L’économie africaine des papiers
Regardez autour de vous, dans les assurances, devant les banques…des files interminables de personnes, censées être à leur travail pour faire avancer l’économie, attendent d’établir des papiers. Tant de personnes debout, immobilisées, à ne pas travailler…à cause d’un papier : Madame patientez…Messieurs attendez… L’économie aussi ?
D’un papier à un autre
À quoi sert le visa entre la Centrafrique et le Mali ? Aliko Dangoté, l’homme le plus fortuné du continent, disait qu’il voyage plus facilement en Europe qu’en Afrique ! À méditer. Savez-vous qu’au Cameroun, un travailleur immigré doit payer des « droits de sortie » du territoire ? Où qu’il aille et peu importe le temps ! 2 jours de missions, 3 jours de vacances…et surtout avoir une « autorisation de sortie » ?
Une dignité de papier
Ce n’est pas tout, une fois le papier obtenu, il faut le transformer en un papier important ! Le même papier, acquis de haute lutte, doit encore passer par les nombreuses légalisations et authentifications. Mais le comble ! C’est lorsque vous finissez ces démarches après 4 ou 5 mois de rangs interminables, d’attitudes irrévérencieuses subies, d’omissions ou d’erreurs à faire corriger… et que l’on vous dit béatement « Non, madame, nous ne prenons que les certificats de moins de 3 moins ! » ou « Non monsieur, ce papier n’est plus exigé depuis cette semaine, il y a un nouveau…». Donc retour à la case départ !
Le cirque/cycle des papiers
Un européen sexagénaire s’est vu demandé pour des formalités dans un pays africain « Nom du père et de la mère ? », il était ahurit ! Réponse « Ils sont morts depuis !...». Rien n’y fit, il a dû donner les noms et prénoms et jusqu’aux dates de naissance qu’il ignorait ! Je me demande bien comment on faisait avant la colonisation ? Mais c’est un autre débat. Et puis, entre nous, demander la photocopie de la pièce d’un ascendant à un monsieur de 60 ans… soyons sérieux ! C’est tellement courant, ces formalités, qu’on en oublie l’anormalité.
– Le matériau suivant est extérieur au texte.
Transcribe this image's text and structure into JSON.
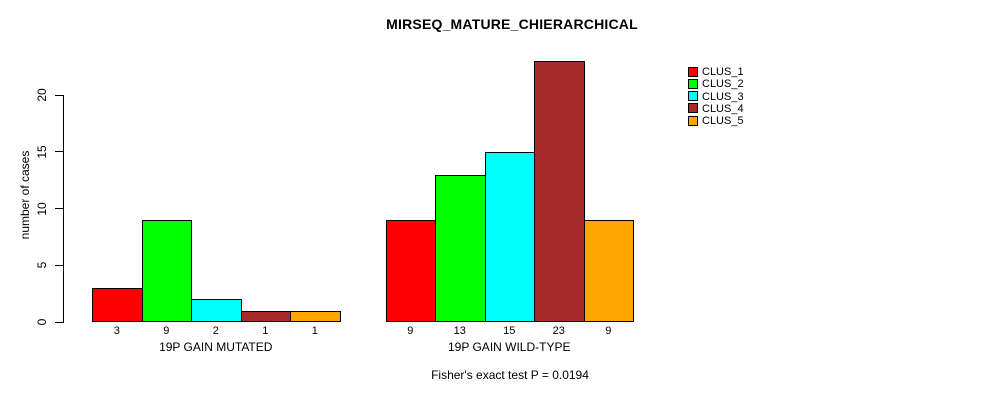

Rationaliser le cirque/cycle
Il n’est point besoin d’un « expert international » payé à coup de millions pour nous le dire, il faut :
- Réduire la quantité de papiers exigés pour les besoins administratifs (ces tours et détours abscons !).
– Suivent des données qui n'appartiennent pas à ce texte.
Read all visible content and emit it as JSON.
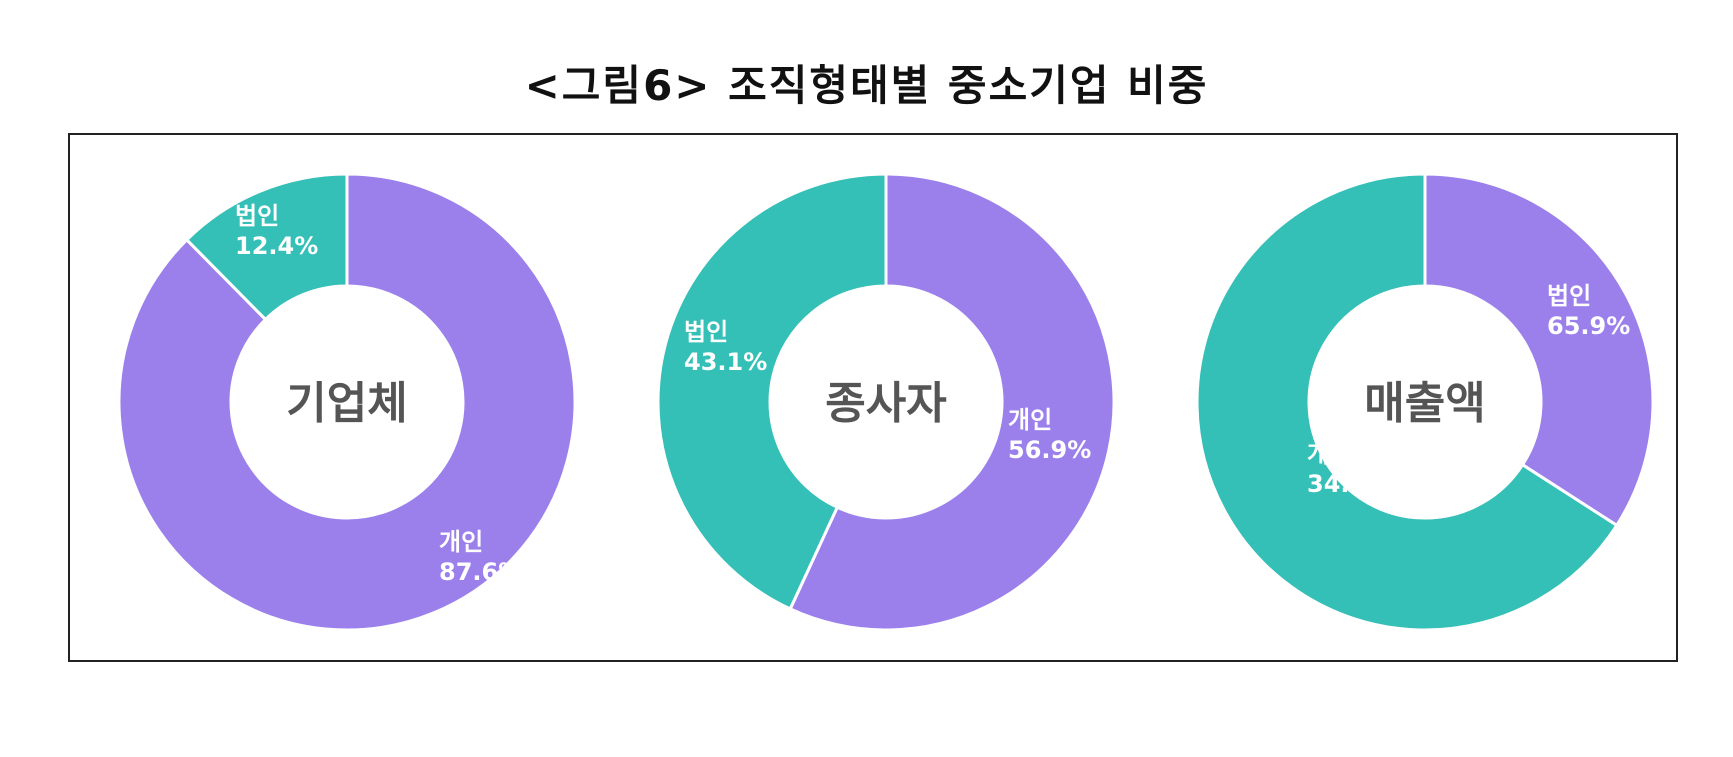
{
  "title": "<그림6> 조직형태별 중소기업 비중",
  "colors": {
    "individual": "#9b80ec",
    "corporate": "#34bfb7",
    "separator": "#ffffff"
  },
  "chart_data": [
    {
      "type": "pie",
      "donut": true,
      "center_label": "기업체",
      "slices": [
        {
          "name": "개인",
          "value": 87.6,
          "label": "87.6%",
          "color": "#9b80ec"
        },
        {
          "name": "법인",
          "value": 12.4,
          "label": "12.4%",
          "color": "#34bfb7"
        }
      ]
    },
    {
      "type": "pie",
      "donut": true,
      "center_label": "종사자",
      "slices": [
        {
          "name": "개인",
          "value": 56.9,
          "label": "56.9%",
          "color": "#9b80ec"
        },
        {
          "name": "법인",
          "value": 43.1,
          "label": "43.1%",
          "color": "#34bfb7"
        }
      ]
    },
    {
      "type": "pie",
      "donut": true,
      "center_label": "매출액",
      "slices": [
        {
          "name": "개인",
          "value": 34.1,
          "label": "34.1%",
          "color": "#9b80ec"
        },
        {
          "name": "법인",
          "value": 65.9,
          "label": "65.9%",
          "color": "#34bfb7"
        }
      ]
    }
  ]
}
- Prolonger la validité des papiers pour deux, cinq voire dix ans ! Quitte à fixer un prix qui aide les administrations à survivre dans ce laps de temps ; mais il est absurde de faire refaire des papiers tous les trimestres à des citoyens, juste pour leur soutirer le droit de timbre.
- Établir des guichets communs pour les formalités liées (sinon, Il faut payer au trésor, ensuite, allez à la justice, après à la sous-préfecture ou à la direction départementale de…ça suffit !)
- Recourir à l’archivage électronique. Comment demander à une personne qui vient de perdre ses papiers après deux semaines (les braqueurs n’étant pas tous indulgents) de refaire le parcours du combattant ? Les papiers sont faits pour les hommes…non l’inverse.
- Fixer clairement les délais d’obtention des papiers, etc.
Culture ou culte des papiers
Lettres manuscrites pour les concours administratifs, lettres de motivation manuscrites… (Elles ont peut-être un intérêt, mais n’exagérons-pas !). Ces tonnes de mémoires sur des sujets curieux, à la pertinence douteuse. Ces milliers de rapports, courriers, procès-verbaux… Où sont-ils archivés ? Allons-nous continuer éternellement le culte des papiers ? « On a toujours fait comme ça ! Monsieur, suivez la procédure ! ». Curieusement, ce sont les Cent-papiers africains qui deviennent des Sans-papiers en Europe. La dictature des Papiers n’est pas une dictature de papier ; elle est bien réelle. Ave Papyre ! Morituri te Salutant !
Désiré N’Dri, analyste pour Audace Institut Afrique.